- Views & Opinions
Republican Senate Majority Leader Scott Fitzgerald, a right-wing firebrand who rules Wisconsin’s upper legislative chamber with an iron fist, is considering running in next year’s race against Democratic Sen. Tammy Baldwin.
But so are a number of other Republicans, who appear to see Baldwin as weak following Donald Trump’s victory in the state last year. Trump became the first Republican presidential candidate to win Wisconsin since 1984.
Nevertheless, Fitzgerald said the GOP must avoid a crowded primary that drains resources from candidates. That “would be foolish for all of us and makes no sense,” he said. “We just don’t need a bunch of tier one candidates knocking heads for a year before we find out what we’re doing.”
So last week, he announced that he’s deferring to the presumed frontrunner, U.S. Rep. Sean Duffy, of Wausau, before deciding on whether to throw his hat into the senatorial ring.
Fitzgerald said Duffy is well-positioned for a state run and is “kind of driving the train right now.”
A former reality television star like Trump, Duffy was an early and fervent supporter of the current president. The telegenic congressman also shares Trump’s penchant for making false and radical claims.
In a Feb. 8 appearance on CNN, he suggested that terrorist attacks in the United States by white non-Muslims are rare and don’t rise to the same level of threat.
The website Vox.com responded by quoting an expert who’s compiled a list of 32 fatal white extremist attacks since Timothy McVeigh carried out the Oklahoma City bombing in 1995, including one in Wisconsin. On August 5, 2012, a white supremacist carried out a massacre at a Sikh temple in Oak Creek.

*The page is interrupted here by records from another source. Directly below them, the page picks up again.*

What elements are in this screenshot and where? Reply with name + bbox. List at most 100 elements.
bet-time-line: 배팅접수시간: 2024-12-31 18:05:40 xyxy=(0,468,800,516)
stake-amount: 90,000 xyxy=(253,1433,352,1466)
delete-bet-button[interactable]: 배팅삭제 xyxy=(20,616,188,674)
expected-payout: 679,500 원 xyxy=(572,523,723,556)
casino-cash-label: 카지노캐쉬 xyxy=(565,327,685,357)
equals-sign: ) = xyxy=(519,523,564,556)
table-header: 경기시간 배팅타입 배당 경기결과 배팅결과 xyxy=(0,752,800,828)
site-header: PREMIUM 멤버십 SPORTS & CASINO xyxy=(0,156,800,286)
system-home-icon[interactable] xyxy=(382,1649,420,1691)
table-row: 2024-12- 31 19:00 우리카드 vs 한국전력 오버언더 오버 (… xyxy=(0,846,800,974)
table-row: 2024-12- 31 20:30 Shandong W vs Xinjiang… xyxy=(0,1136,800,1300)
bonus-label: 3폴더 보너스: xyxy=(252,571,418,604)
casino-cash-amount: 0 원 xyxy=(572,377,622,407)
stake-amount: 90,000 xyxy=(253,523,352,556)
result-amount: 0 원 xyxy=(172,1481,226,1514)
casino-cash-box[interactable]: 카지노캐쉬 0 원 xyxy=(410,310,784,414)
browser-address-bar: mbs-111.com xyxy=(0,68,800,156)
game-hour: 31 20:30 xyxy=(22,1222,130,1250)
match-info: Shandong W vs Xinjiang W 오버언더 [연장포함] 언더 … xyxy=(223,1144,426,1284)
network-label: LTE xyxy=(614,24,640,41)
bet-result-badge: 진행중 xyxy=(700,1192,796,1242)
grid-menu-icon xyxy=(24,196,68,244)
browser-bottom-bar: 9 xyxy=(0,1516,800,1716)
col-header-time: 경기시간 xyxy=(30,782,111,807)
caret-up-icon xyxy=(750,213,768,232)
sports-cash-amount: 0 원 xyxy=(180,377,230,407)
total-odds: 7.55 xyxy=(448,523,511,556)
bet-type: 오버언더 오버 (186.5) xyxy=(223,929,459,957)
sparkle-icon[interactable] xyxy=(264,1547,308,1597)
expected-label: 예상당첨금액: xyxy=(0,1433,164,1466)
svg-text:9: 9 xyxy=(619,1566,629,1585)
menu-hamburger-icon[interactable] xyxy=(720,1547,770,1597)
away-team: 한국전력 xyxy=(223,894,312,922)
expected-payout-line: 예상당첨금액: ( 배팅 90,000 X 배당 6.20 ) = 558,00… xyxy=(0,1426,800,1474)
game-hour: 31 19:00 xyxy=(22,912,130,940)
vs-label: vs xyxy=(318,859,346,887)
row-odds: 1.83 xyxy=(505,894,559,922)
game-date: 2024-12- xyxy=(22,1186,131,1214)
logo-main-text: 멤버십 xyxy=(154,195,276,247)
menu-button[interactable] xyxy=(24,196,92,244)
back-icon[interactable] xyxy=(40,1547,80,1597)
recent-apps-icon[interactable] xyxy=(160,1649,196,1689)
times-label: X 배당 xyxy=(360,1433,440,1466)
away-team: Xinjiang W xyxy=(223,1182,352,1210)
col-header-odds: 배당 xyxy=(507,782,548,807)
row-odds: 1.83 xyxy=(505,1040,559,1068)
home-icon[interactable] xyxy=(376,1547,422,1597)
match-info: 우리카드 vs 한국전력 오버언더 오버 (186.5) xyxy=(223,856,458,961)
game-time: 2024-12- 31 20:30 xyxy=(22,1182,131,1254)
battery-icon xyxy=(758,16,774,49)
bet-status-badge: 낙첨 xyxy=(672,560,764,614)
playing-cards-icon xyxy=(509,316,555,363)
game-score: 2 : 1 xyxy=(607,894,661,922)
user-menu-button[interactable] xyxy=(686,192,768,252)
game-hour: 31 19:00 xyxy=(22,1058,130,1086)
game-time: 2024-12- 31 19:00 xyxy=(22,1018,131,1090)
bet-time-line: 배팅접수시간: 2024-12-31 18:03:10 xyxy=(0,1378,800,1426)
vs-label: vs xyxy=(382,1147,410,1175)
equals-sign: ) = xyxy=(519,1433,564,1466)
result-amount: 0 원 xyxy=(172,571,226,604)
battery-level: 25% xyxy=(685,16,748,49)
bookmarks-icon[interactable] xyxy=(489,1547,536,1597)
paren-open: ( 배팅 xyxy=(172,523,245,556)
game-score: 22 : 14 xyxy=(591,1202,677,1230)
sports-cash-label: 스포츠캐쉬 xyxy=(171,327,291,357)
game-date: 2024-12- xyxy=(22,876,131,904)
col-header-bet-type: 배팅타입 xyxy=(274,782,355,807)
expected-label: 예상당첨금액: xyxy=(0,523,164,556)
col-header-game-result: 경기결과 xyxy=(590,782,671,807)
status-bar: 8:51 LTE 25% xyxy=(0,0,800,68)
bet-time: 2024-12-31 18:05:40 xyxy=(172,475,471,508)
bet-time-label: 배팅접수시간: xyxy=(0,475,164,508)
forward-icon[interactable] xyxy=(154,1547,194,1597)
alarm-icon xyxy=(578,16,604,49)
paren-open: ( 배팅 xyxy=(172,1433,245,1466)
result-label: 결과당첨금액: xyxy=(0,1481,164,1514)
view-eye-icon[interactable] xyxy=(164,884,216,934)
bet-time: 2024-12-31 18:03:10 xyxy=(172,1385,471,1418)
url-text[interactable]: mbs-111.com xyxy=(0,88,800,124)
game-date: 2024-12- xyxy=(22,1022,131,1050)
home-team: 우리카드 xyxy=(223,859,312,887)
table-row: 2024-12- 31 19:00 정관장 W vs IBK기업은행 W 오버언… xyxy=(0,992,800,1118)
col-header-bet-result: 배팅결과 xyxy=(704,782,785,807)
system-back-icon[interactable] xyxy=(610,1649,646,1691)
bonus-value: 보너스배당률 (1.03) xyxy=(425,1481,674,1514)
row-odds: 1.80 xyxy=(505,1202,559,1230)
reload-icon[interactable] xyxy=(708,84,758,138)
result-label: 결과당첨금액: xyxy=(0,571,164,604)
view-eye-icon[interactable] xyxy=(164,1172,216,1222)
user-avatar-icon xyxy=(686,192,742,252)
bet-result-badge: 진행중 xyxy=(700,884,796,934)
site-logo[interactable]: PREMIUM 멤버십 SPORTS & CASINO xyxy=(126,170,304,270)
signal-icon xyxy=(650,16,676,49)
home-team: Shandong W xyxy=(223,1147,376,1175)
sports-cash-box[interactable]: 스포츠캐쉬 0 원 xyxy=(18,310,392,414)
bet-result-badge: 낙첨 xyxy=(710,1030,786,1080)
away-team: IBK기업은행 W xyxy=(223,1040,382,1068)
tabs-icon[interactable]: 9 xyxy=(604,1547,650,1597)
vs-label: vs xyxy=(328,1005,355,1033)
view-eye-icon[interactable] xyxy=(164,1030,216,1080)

In addition to considering a U.S. Senate bid, Fitzgerald is often mentioned as a prospective candidate for governor. But Walker’s apparent decision to seek a third term makes that prospect highly unlikely.
Fitzgerald also said he submitted his resume to President Donald Trump’s transition team shortly after the November election, but never heard back.
Fitzgerald said that he didn’t formally express interest in any particular job, and “didn’t even know what the process was. I still don’t fully understand it.” Fitzgerald was one of Trump’s biggest backers in Wisconsin.
Milwaukee County’s controversial Sheriff David Clarke also is considering a run against Baldwin after apparently failing to obtain an appointment in the Trump administration. Trump’s transition team interviewed Clarke, whose outrageous tweets, statements and Facebook posts rival those of Trump.
But the high-profile interview, which was rumored to have been for a cabinet post for Homeland Security, has led nowhere.
A pro-Clarke political action committee recently attacked Baldwin’s sexual orientation, which was presumably the opening salvo in Clarke’s potential senatorial campaign.